O hábito de ler e o analfabetismo funcional
- Davi Roballo
- 28 de jan. de 2009
- 3 min de leitura

“Recomendar a leitura de livros é tão importante e tão inútil como recomendar que se beba muita água. É bom leitor quem transformou o ato de ler numa necessidade e num instinto primários.” *
Ler sobre um autor é adquirir um repertório de conhecimentos sobre ele. No entanto, não significa ler sua vida plena, muito menos viver ou revivê-la. Mas é obter subsídios para avaliar e melhor interpretar seus pensamentos, o que possibilita-nos julgar com imparcialidade e espírito aberto todo o seu trabalho, diminuindo bastante a ansiedade, dúvidas e interrogações que possam surgir.
Aprendi isso quando degustei pela primeira vez aos 15 anos a obra “Assim Falava Zaratustra” de Nietzsche. Quando o li, entendi muita coisa, mas sua astúcia de exímio poeta e forma de escrever através de aforismos deixava-me angustiado, pois minha sede era grande e eu sabia que havia muita água para extrair daquela fonte, no entanto não encontrava meios para tal.
Primeiramente interpelei uma professora de literatura, que considerei ser capaz de ajudar-me, mas deu-se tudo ao contrário. Quando falei de Nietzsche ela simplesmente falou-me que não colocaria as mãos na obra do “Anticristo”. Mesmo assim não desisti e meio sem jeito procurei um professor de história, o qual eu sabia tratar-se de um helenista, era um senhor perto de seus sessenta anos, aposentado pela universidade e que ainda aventura-se pelos colégios de ensino médio, pelo prazer de ensinar. Quando o consultei, ele olhou para mim e perguntou-me qual foi minha impressão sobre a obra e se ela não era demasiadamente ácida para minha cabeça.
Ao relatar-lhe o que havia entendido, ele confessou-me que já o havia lido e percebido as colocações que lhe apresentara. Foi então que esse mestre se interessou em ajudar-me e, quinze dias depois passou-me as mãos uma biografia sobre o autor, dizendo-me que a partir dela podemos com toda certeza desvendar um pouco da alma de um autor e que jamais se deve ler uma obra sem saber algo sobre quem a escreve, pois se faz necessário entender mesmo que parcialmente o seu espírito.

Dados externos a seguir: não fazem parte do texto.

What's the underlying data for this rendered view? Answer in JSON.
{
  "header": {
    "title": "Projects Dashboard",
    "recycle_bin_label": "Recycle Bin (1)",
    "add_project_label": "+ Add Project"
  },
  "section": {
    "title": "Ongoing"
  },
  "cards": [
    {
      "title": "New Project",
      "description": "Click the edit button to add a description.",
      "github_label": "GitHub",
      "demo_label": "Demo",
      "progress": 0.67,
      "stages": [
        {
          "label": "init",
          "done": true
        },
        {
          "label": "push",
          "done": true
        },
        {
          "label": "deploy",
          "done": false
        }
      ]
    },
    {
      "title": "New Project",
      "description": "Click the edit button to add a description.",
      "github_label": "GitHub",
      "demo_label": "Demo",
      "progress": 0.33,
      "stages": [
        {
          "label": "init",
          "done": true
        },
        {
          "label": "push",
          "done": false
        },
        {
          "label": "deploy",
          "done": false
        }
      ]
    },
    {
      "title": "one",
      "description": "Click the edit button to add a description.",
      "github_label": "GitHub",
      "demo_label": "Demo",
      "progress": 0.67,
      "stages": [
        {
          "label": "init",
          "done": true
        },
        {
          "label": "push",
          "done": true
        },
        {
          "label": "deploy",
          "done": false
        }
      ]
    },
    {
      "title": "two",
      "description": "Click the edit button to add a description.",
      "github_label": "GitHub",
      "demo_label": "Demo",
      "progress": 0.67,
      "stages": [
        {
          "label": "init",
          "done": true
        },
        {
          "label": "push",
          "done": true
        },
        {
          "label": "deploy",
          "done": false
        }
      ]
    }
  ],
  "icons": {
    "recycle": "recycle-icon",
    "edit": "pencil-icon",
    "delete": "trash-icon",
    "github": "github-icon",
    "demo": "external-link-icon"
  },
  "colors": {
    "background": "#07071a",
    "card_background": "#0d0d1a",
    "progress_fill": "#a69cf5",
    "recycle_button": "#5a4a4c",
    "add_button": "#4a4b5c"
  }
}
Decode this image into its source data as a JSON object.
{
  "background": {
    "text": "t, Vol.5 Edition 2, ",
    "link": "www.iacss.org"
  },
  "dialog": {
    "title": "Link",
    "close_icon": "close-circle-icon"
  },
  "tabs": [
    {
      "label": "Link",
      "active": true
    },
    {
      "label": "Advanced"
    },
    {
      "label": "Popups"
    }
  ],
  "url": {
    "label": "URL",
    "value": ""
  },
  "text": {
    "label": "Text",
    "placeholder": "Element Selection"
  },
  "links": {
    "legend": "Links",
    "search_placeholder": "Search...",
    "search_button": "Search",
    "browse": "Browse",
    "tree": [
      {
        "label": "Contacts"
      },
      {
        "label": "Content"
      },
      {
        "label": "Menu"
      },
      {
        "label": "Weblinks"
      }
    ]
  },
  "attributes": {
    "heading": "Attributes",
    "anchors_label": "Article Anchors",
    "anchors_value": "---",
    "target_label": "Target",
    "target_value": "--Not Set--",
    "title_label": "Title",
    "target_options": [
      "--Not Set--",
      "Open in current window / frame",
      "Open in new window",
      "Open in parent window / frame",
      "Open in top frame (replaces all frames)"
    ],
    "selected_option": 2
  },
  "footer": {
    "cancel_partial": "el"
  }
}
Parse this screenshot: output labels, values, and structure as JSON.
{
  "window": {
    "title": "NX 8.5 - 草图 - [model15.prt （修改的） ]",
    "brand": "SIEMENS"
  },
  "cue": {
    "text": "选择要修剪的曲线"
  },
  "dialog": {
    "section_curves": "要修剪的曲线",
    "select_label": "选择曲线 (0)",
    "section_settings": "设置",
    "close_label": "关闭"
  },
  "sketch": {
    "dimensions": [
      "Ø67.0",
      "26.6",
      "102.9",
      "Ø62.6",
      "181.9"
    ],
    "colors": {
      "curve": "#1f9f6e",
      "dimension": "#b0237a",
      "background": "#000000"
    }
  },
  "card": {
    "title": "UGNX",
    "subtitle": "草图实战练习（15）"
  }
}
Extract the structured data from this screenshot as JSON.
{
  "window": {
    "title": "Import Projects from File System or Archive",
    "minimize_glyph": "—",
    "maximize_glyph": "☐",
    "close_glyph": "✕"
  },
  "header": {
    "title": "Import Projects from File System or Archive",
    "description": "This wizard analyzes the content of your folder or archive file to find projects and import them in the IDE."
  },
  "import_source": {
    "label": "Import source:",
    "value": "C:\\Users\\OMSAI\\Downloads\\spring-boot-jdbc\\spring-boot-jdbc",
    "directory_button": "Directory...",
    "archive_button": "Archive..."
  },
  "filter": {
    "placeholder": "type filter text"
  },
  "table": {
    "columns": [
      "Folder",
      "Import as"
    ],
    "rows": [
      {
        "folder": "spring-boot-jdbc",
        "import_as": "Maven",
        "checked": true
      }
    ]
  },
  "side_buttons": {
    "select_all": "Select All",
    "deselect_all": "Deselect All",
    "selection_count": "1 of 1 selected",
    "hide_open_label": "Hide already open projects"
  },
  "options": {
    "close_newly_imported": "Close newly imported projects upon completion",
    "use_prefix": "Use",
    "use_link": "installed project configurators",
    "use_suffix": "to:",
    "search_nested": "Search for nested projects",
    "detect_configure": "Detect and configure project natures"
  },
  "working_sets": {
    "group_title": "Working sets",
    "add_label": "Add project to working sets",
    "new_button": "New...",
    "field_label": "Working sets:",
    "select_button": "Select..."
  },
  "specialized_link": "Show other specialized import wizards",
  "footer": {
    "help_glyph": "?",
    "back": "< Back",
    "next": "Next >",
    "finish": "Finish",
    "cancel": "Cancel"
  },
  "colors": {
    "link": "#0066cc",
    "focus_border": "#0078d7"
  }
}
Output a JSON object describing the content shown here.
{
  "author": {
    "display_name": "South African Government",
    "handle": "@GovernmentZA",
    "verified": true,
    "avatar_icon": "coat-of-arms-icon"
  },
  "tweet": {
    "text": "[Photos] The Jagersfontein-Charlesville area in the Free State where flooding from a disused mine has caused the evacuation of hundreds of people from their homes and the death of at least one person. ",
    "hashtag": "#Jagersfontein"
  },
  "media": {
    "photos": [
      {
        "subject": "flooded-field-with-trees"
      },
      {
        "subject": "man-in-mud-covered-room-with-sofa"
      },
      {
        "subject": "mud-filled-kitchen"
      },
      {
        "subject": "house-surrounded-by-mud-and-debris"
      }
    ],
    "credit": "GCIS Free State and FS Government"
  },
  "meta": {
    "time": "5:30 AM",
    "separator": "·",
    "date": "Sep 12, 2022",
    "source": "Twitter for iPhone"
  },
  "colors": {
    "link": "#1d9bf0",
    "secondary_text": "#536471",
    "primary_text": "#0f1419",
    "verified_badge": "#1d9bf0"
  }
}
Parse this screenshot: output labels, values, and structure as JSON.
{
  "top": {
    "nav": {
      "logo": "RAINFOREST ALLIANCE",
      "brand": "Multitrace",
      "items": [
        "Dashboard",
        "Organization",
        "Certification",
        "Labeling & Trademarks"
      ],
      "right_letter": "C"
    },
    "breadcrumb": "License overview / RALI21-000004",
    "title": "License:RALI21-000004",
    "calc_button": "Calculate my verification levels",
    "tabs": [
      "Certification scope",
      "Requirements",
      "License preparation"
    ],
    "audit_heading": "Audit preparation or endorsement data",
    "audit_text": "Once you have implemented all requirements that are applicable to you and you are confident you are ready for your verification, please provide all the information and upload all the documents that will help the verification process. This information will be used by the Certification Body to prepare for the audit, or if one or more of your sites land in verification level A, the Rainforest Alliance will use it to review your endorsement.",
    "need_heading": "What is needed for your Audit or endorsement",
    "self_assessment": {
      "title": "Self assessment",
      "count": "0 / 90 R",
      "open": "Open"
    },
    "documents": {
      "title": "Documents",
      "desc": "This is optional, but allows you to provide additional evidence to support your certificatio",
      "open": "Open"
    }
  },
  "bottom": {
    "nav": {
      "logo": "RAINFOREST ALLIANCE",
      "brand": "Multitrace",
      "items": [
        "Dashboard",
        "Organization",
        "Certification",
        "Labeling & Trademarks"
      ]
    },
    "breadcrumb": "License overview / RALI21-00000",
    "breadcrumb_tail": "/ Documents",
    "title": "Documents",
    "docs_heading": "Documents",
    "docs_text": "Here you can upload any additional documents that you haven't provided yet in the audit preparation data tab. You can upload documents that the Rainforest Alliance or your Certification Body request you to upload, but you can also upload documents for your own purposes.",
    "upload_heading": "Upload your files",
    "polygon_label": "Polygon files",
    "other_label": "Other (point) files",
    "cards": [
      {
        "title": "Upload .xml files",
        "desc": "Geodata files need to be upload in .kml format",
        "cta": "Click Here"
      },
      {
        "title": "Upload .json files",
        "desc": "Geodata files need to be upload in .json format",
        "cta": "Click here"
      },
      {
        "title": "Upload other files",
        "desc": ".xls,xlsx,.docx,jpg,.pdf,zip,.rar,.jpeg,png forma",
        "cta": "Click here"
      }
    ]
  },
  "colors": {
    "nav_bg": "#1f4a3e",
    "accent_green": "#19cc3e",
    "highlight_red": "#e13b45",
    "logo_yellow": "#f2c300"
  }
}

A arte da leitura possibilita-nos transpor barreiras muitas vezes consideradas intransponíveis, como nossos dogmas e superstições. Infelizmente poucas pessoas dedicam-se a este passa-tempo, que além do prazer, proporciona conhecimento e troca de experiências. Mas ler por ler não basta, se torna imperioso saber interpretar as mensagens que constam nas entrelinhas de um livro, por isso é importante conhecer o autor e entender de sua filosofia, seu estilo e formação sócio-cultural.
A leitura possibilita-nos a aquisição de um repertório amplo, aspecto necessário na construção de pensamento critico e independente. Como brasileiros, lemos pouco, o que podemos comprovar pelas “pérolas” do Enem, que circulam pela web. Estamos fazendo parte de uma geração de analfabetos funcionais, ou seja, aqueles que sabem o ler e o escrever básicos, mas não sabem discutir, muito menos interpretar.
Estamos mergulhados na cultura de consumo, onde o status vale muito mais do que uma cabeça pensante. Isso parece vir de há muito. Creio que essa inversão tenha começado com os sofistas ainda na época de Sócrates, onde o ensinar e o aprender deixaram de ser um prazer e passaram a ser mercadoria. Essa idéia encontra respaldo ao que diz Schopenhauer “Quem vê as inúmeras e variadas instituições destinadas ao ensino e ao aprendizado, além da grande multidão de alunos e mestres, poderá acreditar que para o gênero humano a compreensão e a verdade são de extrema relevância. Todavia também nesse caso as aparências enganam. Os mestres ensinam para ganhar dinheiro e não visam à sabedoria, mas aparecer e receber o crédito de seus semelhantes; e os alunos não estudam para adquirir conhecimento e compreensão, mas para poderem falar e atribuir-se prestígio”. **
Nestes tempos modernos e conturbados a saída é o autodidatismo, onde os livros passam a ser nossos maiores mestres e melhores amigos, pois levam até nossas mãos as chaves, que abrem as selas dos grilhões a que somos submetidos desde o nascimento e por falta de leitura de mundo e livros, não vislumbramos… Ler continua sendo a panacéia para enfrentar a vida frente a frente.
* CEIA.Carlos.O Professor Sentado: Um Romance Acadêmico, Edições Duarte Reis, Lisboa, 2004.
** SCHOPENHAUER, Arthur. A arte de insultar. São Paulo, Martins Fontes, 2003.